S’agissant du lien de causalité :
15. D’une part, si le département des Côtes-d’Armor se prévaut de ce que la requérante a, au cours de ses arrêts de travail, continué à exercer une activité annexe de gestion d’un gîte au sein de sa propriété, il ne résulte pas de l’instruction qu’une telle activité, à supposer qu’elle impliquait des activités de manutentions importantes, ait une quelconque implication dans l’existence ou l’importance des préjudices subis par la requérante, tels que relevés par l’expert judiciaire qui avait connaissance de cette activité et dont la mission définie par le juge des référés consistait notamment à ne relever que les préjudices « en relation stricte » avec la maladie professionnelle de Mme B. Par suite, le centre hospitalier défendeur n’est pas fondé à se prévaloir de l’existence d’une faute de la victime sur ce point.

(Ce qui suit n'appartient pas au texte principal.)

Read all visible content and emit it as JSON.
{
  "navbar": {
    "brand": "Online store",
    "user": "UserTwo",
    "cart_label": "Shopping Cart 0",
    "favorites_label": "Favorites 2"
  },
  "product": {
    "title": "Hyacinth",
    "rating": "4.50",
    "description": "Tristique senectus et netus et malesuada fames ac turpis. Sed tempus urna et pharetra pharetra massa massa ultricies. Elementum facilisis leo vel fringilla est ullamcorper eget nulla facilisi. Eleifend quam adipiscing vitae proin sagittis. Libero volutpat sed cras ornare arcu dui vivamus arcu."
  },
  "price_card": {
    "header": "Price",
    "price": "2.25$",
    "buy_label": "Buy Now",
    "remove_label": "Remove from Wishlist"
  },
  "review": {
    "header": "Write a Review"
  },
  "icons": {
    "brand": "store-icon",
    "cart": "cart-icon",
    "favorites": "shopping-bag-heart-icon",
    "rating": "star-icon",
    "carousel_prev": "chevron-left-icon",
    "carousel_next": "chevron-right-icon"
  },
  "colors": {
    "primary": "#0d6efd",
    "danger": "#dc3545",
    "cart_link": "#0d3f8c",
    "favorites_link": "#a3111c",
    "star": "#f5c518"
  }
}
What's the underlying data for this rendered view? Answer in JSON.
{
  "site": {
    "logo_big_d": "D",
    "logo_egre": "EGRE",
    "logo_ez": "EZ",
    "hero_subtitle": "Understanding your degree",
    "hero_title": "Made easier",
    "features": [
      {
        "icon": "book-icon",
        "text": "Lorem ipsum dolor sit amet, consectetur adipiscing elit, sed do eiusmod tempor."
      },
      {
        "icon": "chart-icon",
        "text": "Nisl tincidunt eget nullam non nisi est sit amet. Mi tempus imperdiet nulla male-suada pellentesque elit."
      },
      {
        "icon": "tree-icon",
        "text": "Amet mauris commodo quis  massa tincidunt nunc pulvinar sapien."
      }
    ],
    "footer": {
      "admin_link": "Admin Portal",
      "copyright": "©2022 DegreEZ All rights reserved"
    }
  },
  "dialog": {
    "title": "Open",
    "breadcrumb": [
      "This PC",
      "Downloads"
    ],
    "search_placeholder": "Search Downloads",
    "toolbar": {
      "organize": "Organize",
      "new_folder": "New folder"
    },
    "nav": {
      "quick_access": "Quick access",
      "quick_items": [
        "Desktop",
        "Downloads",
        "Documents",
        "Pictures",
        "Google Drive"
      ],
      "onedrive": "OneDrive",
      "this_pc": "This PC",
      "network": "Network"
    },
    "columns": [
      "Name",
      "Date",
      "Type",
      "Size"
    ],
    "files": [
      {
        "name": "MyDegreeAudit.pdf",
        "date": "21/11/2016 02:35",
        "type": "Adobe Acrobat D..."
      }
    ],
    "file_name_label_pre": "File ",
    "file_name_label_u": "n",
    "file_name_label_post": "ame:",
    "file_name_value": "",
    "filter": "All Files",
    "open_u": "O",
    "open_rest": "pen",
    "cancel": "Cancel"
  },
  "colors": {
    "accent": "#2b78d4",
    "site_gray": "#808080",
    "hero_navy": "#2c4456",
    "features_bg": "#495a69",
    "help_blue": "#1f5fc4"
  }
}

16. D’autre part, il résulte de l’instruction que suite à la réalisation d’une acromioplastie avec résection du centimètre latéral de clavicule au niveau de l’épaule gauche le 2 juillet 2018, une intervention relative à l’épaule droite de la requérante a été prévue le 14 mai 2020 afin de remédier aux lésions tendineuses touchant la coiffe sous acromiale. Eu égard toutefois à la pandémie de COVID-19, la réalisation de cette intervention a été repoussée à une date indéterminée. Mme B, qui a consulté plusieurs chirurgiens, a obtenu, ainsi qu’il ressort du rapport d’expertise, des informations suffisantes sur les bénéfices et risques possibles d’une telle chirurgie en dernier lieu le 16 février 2022. Par son rapport, l’expert estime à un an le délai raisonnable à l’issue duquel une décision concernant la réalisation de cette chirurgie pouvait être légitimement prise par la patiente à partir de cette date. Par suite, et alors que l’expert désigné par le juge des référés a rattaché l’ensemble des préjudices extrapatrimoniaux actuels à la seule maladie professionnelle de la requérante, l’absence de réalisation de cette chirurgie ne saurait, jusqu’à la date de consolidation comprise dans ce délai raisonnable d’un an, être regardée comme un fait de la victime de nature à atténuer la responsabilité du centre hospitalier défendeur. En revanche, il résulte des énonciations du rapport de l’expert que le choix de ne pas recourir à la chirurgie, choix dont il est constant qu’il a finalement été suivi par la requérante, doit être regardé comme étant potentiellement de nature à priver la requérante de l’amélioration de son état de santé. Dès lors, en l’absence de tout élément du rapport d’expertise permettant de déterminer la part du préjudice subi après consolidation imputable à ce refus, la créance détenue par la requérante à l’égard du centre hospitalier intercommunal de Redon-Carentoir concernant l’ensemble des préjudices subis après consolidation apparaît, en l’état de l’instruction, sérieusement contestable et ne saurait donner lieu au versement d’une provision. Mme B est en conséquence seulement fondée à demander l’indemnisation de ses postes de préjudices actuels subis du fait de sa maladie professionnelle.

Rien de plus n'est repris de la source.